Peur sur Clichy ?

L’hebdo Le Point a fait paraître un article à charge sur la gestion du personnel municipal par Gilles Catoire, maire de Clichy. Cet article, très orienté à droite (ne soyons pas naïfs), découvre la Lune et Clichy par la même occasion. Sur la manière de régner sur la ville en autocrate en fin de règne, il ne fait que confirmer ce qui se sait et se dit depuis longtemps à Clichy. Mais il s’appuie pour cela sur des témoignages d’élus pour le moins contestables : Mireille Gitton et Patrice Pinard.

Mireille Gitton, deuxième adjointe, qui a fait partie jusqu'à il y a cinq minutes du système Catoire pendant des années et Patrice Pinard, divers droite (droites très diverses et changeantes), ex-directeur de cabinet du sénateur UMP-sarkozyste Karoutchi, ex-allié de Catoire jusqu’à avant-hier et membre jusqu’en juin dernier du même groupe au conseil municipal que… Mireille Gitton, supposée être Radical de gauche, groupe qui a voté toutes les orientations et décisions du maire.

Quant à M. Pinard, il est toujours administrateur de la SEMERCLI, société d’économie mixte de Clichy « Au service de l'aménagement et du développement de la Ville de Clichy », par la grâce du maire Gilles Catoire.
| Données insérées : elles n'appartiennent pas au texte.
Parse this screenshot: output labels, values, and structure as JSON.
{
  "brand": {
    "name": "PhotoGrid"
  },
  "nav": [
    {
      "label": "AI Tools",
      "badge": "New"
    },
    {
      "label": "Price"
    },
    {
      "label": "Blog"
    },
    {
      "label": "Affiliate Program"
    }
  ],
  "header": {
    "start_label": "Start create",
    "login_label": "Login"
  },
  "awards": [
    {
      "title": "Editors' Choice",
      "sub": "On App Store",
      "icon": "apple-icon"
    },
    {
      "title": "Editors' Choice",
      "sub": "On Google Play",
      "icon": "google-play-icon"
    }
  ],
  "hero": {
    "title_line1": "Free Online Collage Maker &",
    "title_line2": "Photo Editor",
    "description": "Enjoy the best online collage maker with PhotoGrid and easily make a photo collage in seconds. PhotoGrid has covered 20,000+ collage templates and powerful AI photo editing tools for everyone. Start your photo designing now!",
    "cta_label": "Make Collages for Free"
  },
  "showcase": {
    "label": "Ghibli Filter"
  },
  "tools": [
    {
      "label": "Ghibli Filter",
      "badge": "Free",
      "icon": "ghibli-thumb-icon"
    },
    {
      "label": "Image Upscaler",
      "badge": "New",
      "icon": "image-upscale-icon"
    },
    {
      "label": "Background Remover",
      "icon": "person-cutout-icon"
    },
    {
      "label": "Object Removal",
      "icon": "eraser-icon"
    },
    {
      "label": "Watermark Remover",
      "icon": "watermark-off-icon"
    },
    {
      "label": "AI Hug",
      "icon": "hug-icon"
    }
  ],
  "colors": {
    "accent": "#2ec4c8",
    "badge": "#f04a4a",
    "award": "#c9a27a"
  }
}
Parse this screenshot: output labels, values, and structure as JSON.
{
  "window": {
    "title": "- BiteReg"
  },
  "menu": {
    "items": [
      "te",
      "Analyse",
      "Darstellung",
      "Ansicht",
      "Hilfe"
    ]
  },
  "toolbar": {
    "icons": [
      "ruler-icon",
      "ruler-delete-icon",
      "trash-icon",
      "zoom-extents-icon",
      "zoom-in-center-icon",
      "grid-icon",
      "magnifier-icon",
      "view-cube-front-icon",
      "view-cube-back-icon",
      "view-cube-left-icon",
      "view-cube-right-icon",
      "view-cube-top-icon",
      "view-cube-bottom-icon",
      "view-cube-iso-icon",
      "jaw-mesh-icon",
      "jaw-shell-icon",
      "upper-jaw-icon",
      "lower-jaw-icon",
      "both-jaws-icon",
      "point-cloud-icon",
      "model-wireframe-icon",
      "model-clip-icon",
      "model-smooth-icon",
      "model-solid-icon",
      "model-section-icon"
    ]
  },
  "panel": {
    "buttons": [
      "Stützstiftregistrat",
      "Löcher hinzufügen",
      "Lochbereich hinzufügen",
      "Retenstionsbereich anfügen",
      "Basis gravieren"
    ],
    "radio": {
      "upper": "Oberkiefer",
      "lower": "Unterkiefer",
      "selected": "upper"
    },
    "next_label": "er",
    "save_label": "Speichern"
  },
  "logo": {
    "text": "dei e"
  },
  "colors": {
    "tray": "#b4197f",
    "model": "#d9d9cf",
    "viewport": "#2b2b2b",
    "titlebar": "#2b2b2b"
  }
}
Aux dernières nouvelles, mais cela peut changer d’un jour à l’autre, M. Pinard fait campagne pour les municipales de 2014 aux côtés de M. Didier Schuller, droite très diverse, qui fut longtemps en cavale en République Dominicaine pour fuir la justice de son pays, et ex-compère de Balkany.

En choisissant ses témoins de moralité, le journaliste du Point, Hugo Domenach, n’aurait pas pu choisir interlocuteurs plus fiables dans le marigot des caméléons politiques. C’est qu’il s’agissait pour lui d’un exercice difficile : il fallait feindre d’ignorer que Gilles Catoire a rompu depuis de nombreux mois avec la gauche. Les élus écologistes, du Parti de gauche, communistes et de Lutte ouvrière, ont successivement tous et toutes été débarqués de l'ex-municipalité d’union par la volonté de Gilles Catoire.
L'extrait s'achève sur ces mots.